"Legalized same-sex marriage almost certainly benefits those same-sex couples who choose to marry, as well as the children being raised in those homes":

That's the claim made today by Andrew Sullivan Jonathan Rauch David Blankenhorn in an op-ed in the L.A. Times.

It's not a new claim, of course. Same-sex marriage advocates have been making it for years. Nor should it be a controversial one since it's very hard to see how gay marriage would have no effect on gay families and even harder to see how it would hurt them.
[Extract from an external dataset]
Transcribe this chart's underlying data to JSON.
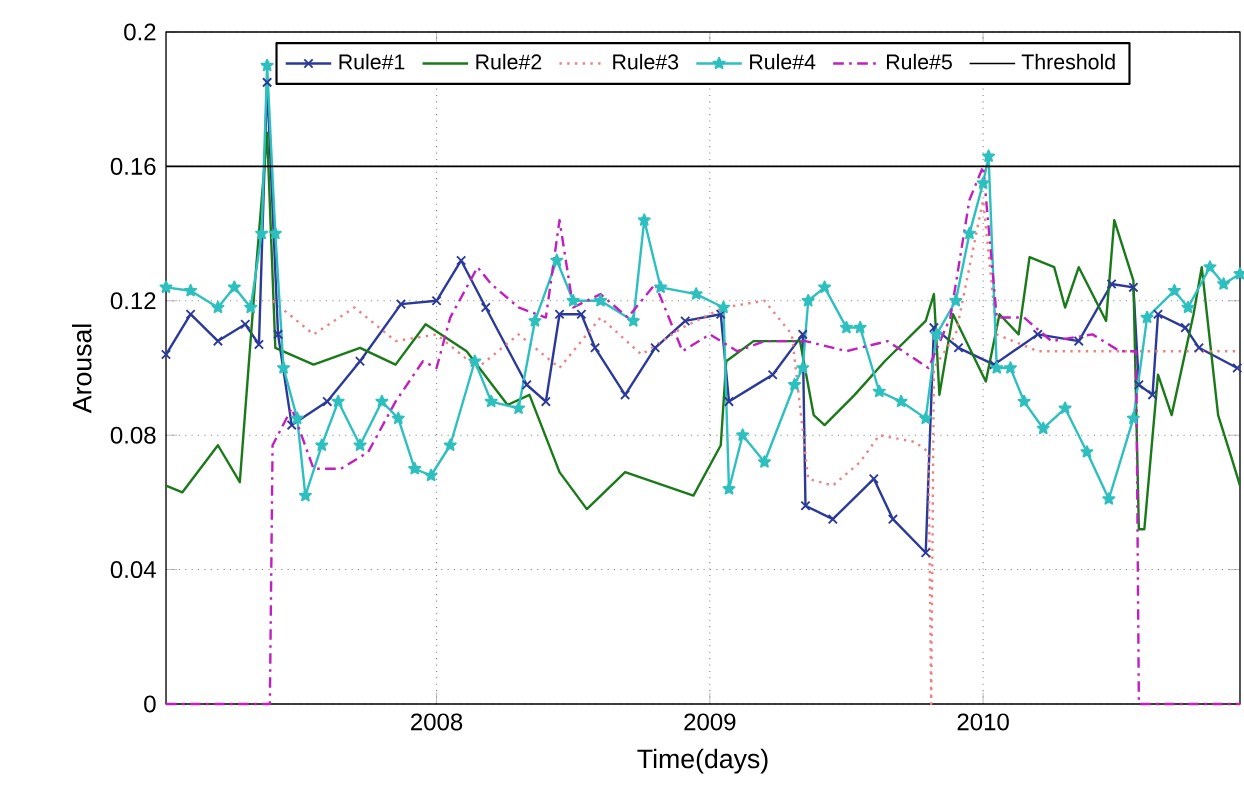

What's significant about it is that Blankenhorn is one of the leading public intellectuals opposed to same-sex marriage in this country (and in fact his op-ed goes on to explain why he still opposes it despite the good it will do). While supporters of gay marriage must constantly parry claims of harm, opponents of gay marriage almost never acknowledge the existence of gay families, much less their needs and the ways marriage might help them. The focus has been entirely on the potential cost to heterosexual families, an understandably important -- though not exclusive --consideration in the debate. Blankenhorn here accepts that forbidding gay marriage itself entails some cost. (In fact, Blankenhorn has previously endorsed civil unions for gay couples, minus marital rights to child-raising.) It's a small breath of fresh air in a debate that has become pretty stale.